Sarebbero tanti i temi da trattare, da quello della disuguaglianza tra uomo e donna sul lavoro, a quello dei diritti. Quello che mi ha colpito invece è l’aspetto “culturale” di questa vicenda. Innanzitutto salta subito agli occhi il disinteresse alla questione anche in ambienti di movimento. Su questa discriminante decisione di governo su un’opportunità per i neo papà di per sé già fondata su una discriminazione, ci sono poche voci che protestano. In secondo luogo è stato, ed è tutt’ora, difficile spiegarlo e farlo accettare ad amici, parenti e conoscenti. Dai timori economici di mia madre («Ma ce la fate con le spese?»), a quelli più improntati sull’aspetto di genere («E quindi fai il mammo?»), è tutto un dover dare spiegazioni e giustificazioni anche se in realtà dovrebbero essere i dubbiosi e i critici a dover dare spiegazioni dei loro commenti. Perché si, ce la facciamo come qualsiasi famiglia in cui, secondo la sacra tradizione, lui lavora e lei no. E no, non faccio il mammo, faccio il padre a tempo pieno perché per me non c'è niente di più bello che dedicarsi alle persone che si amano e niente di più importante della responsabilità che mi sono preso. E si, faccio la spesa, le pulizie, le lavatrici, cucino perché non c’è scritto da nessuna parte che siano compiti esclusivi di una donna. E se questa cosa vi fa ridere, forse avete talmente tanto assimilato il vostro ruolo di uomo o di donna da non accorgervi che siete diventati una piccola parte dell’ingranaggio del sistema patriarcale e se non siete disposti nemmeno a mettere in gioco le scelte altrui, significa che vi stanno bene queste regole non scritte.

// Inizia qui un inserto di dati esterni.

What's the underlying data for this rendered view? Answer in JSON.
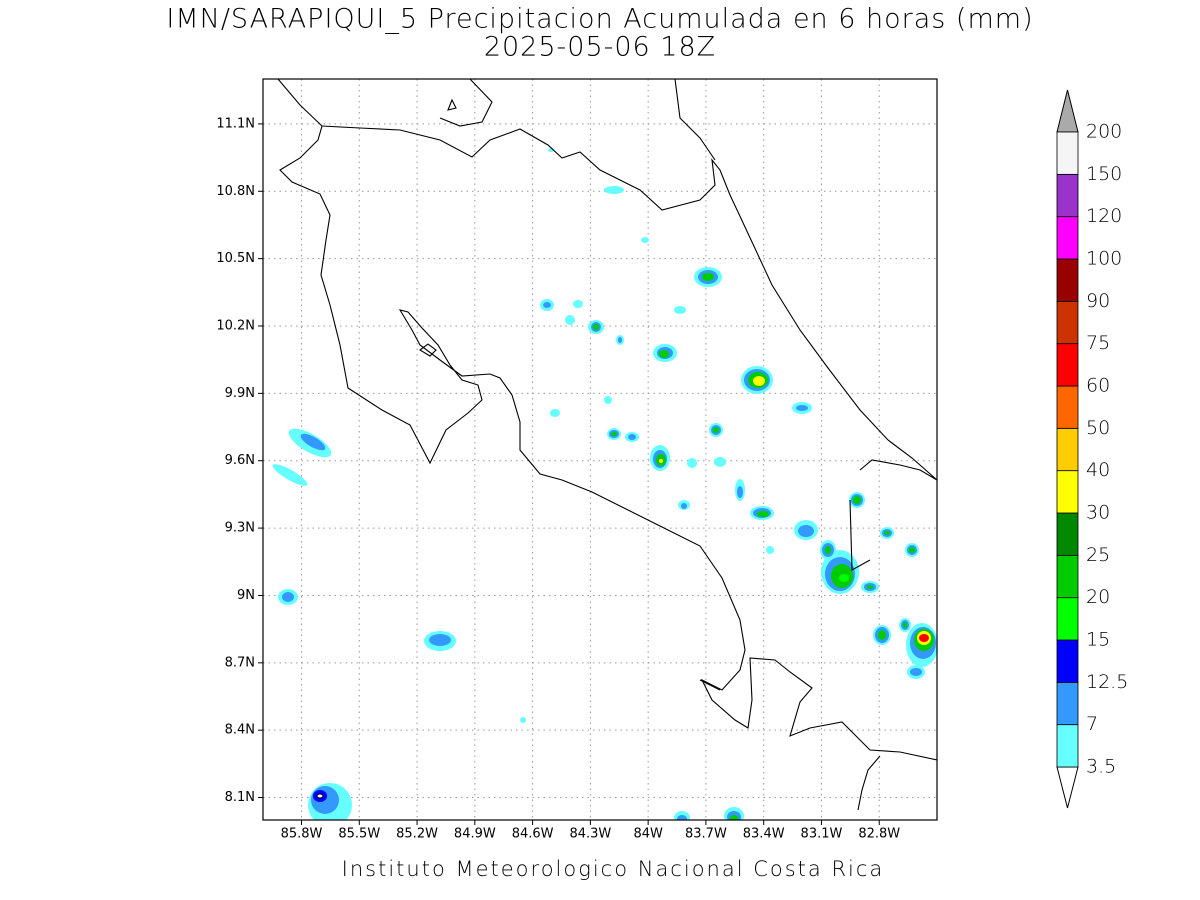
{
  "map": {
    "title": "IMN/SARAPIQUI_5 Precipitacion Acumulada en 6 horas (mm)",
    "subtitle": "2025-05-06 18Z",
    "footer": "Instituto Meteorologico Nacional Costa Rica",
    "xlim": [
      -86.0,
      -82.5
    ],
    "ylim": [
      8.0,
      11.3
    ],
    "xticks": [
      {
        "value": -85.8,
        "label": "85.8W"
      },
      {
        "value": -85.5,
        "label": "85.5W"
      },
      {
        "value": -85.2,
        "label": "85.2W"
      },
      {
        "value": -84.9,
        "label": "84.9W"
      },
      {
        "value": -84.6,
        "label": "84.6W"
      },
      {
        "value": -84.3,
        "label": "84.3W"
      },
      {
        "value": -84.0,
        "label": "84W"
      },
      {
        "value": -83.7,
        "label": "83.7W"
      },
      {
        "value": -83.4,
        "label": "83.4W"
      },
      {
        "value": -83.1,
        "label": "83.1W"
      },
      {
        "value": -82.8,
        "label": "82.8W"
      }
    ],
    "yticks": [
      {
        "value": 8.1,
        "label": "8.1N"
      },
      {
        "value": 8.4,
        "label": "8.4N"
      },
      {
        "value": 8.7,
        "label": "8.7N"
      },
      {
        "value": 9.0,
        "label": "9N"
      },
      {
        "value": 9.3,
        "label": "9.3N"
      },
      {
        "value": 9.6,
        "label": "9.6N"
      },
      {
        "value": 9.9,
        "label": "9.9N"
      },
      {
        "value": 10.2,
        "label": "10.2N"
      },
      {
        "value": 10.5,
        "label": "10.5N"
      },
      {
        "value": 10.8,
        "label": "10.8N"
      },
      {
        "value": 11.1,
        "label": "11.1N"
      }
    ],
    "grid": true
  },
  "colorbar": {
    "levels": [
      3.5,
      7,
      12.5,
      15,
      20,
      25,
      30,
      40,
      50,
      60,
      75,
      90,
      100,
      120,
      150,
      200
    ],
    "colors": [
      "#66ffff",
      "#3399ff",
      "#0000ff",
      "#00ff00",
      "#00cc00",
      "#008800",
      "#ffff00",
      "#ffcc00",
      "#ff6600",
      "#ff0000",
      "#cc3300",
      "#990000",
      "#ff00ff",
      "#9933cc",
      "#f5f5f5"
    ],
    "under_color": "#ffffff",
    "over_color": "#aaaaaa"
  }
}
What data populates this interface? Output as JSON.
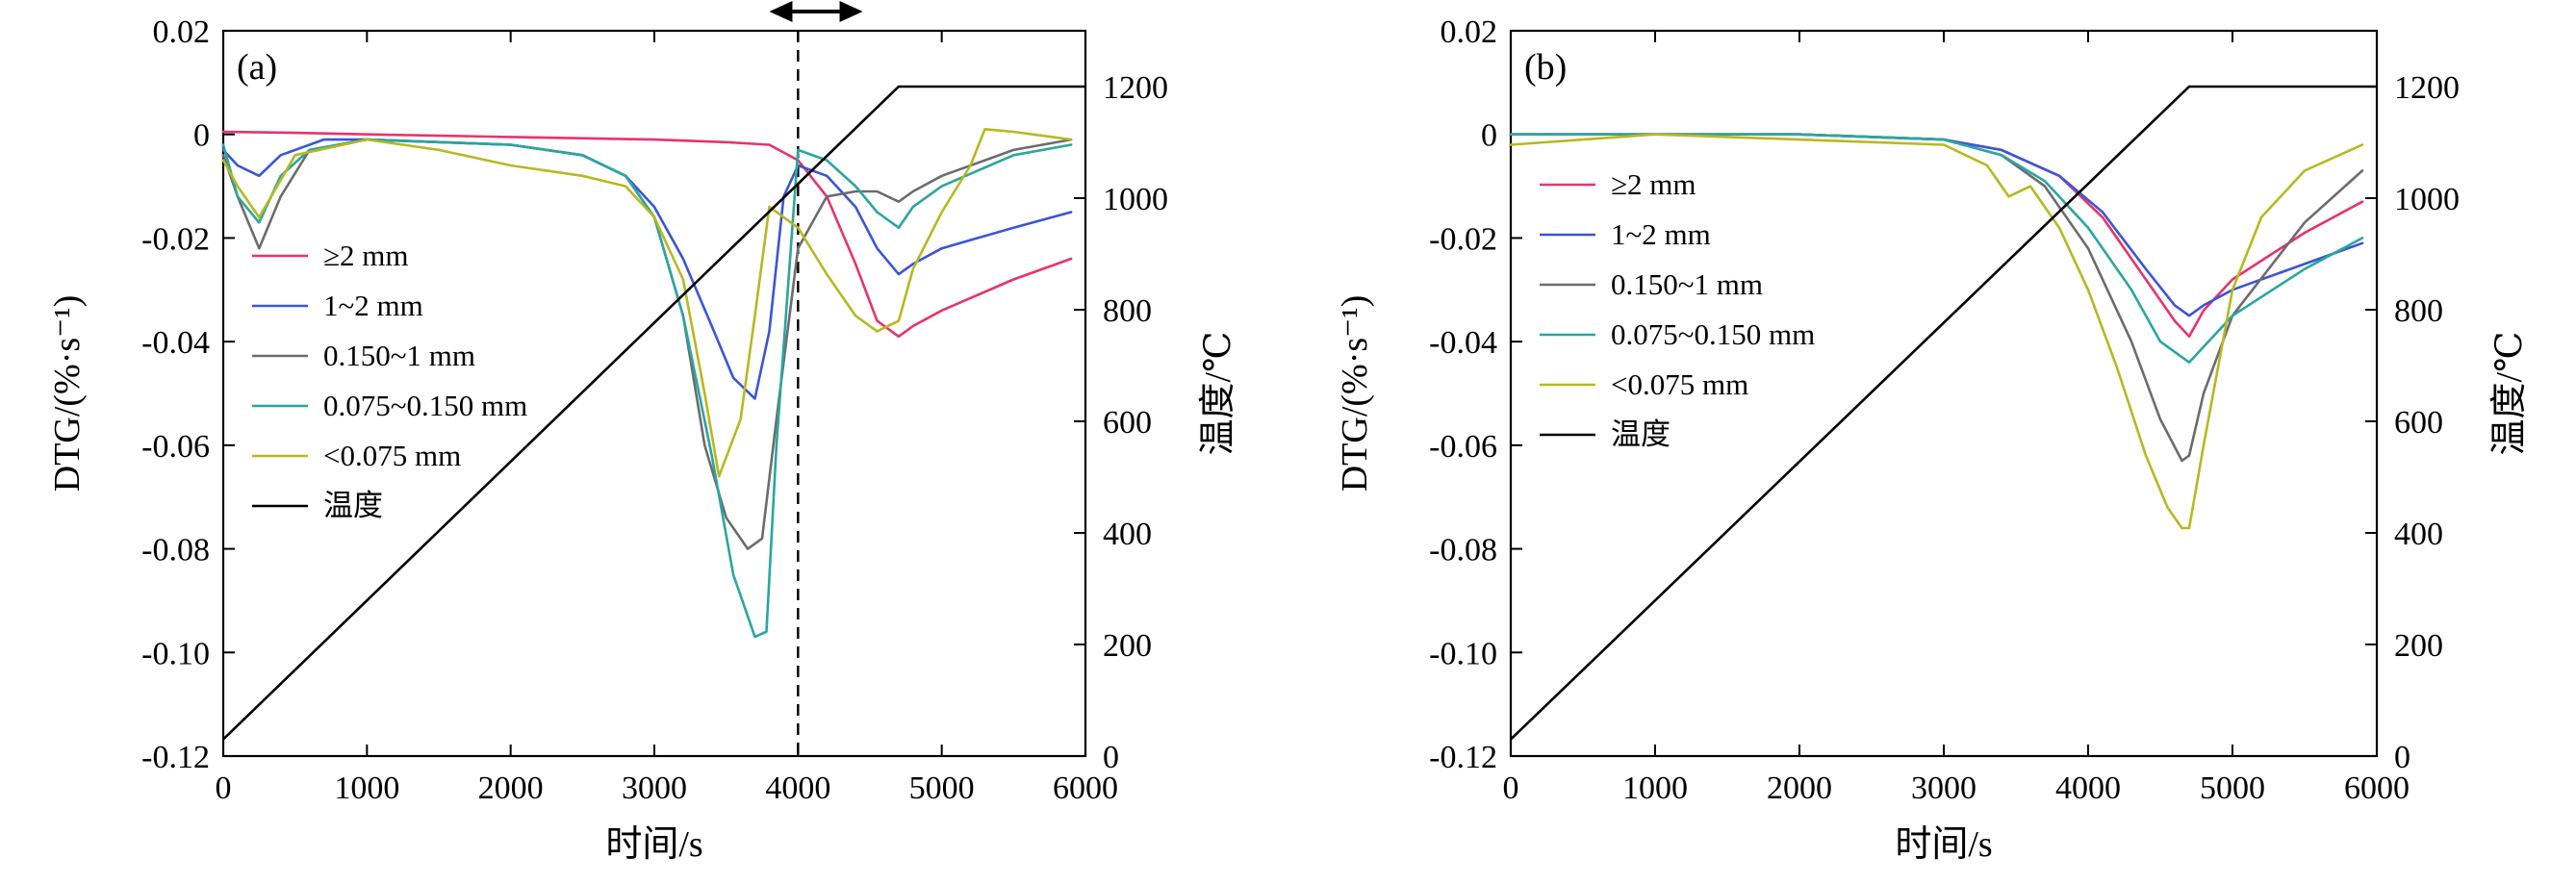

Non dico che tutti dovrebbero farlo, che è giusto così. Dico che ogni persona dovrebbe avere il diritto di farlo. Dico che ci dovrebbero essere più diritti per le mamme e per i papà e più tempo da poter dedicare alle cose veramente importanti. Dico che non dovrebbe scandalizzare, dico che siamo ben lontani da una concreta parità di genere non tanto per la mancanza di una legge adeguata ma per la mancanza di una predisposizione a mettere in dubbio le nostre certezze e i nostri limiti culturali.
Per concludere, non va dimenticato un aspetto importante: mi rendo conto che siamo fortunati a poter prendere una simile decisione, perché nella maggioranza dei casi, entrambi i genitori sono costretti a lavorare, magari con paghe misere e orari infami, e a lasciare la custodia e l’educazione dei propri figli ai nonni o a estranei. Mi rendo conto che questo sistema ci vuole incatenati a dei ruoli ben precisi e a subire decisioni e soprusi senza porsi nemmeno un dubbio. Soprattutto, mi rendo conto che è ora di dire basta, che è tempo di smantellare questi castelli di convenzioni che ci rendono schiavi. Di ripensare ai nostri ruoli in questa società perché, la storia del nostro pianeta ce lo insegna, chi non si evolve è destinato all’estinzione.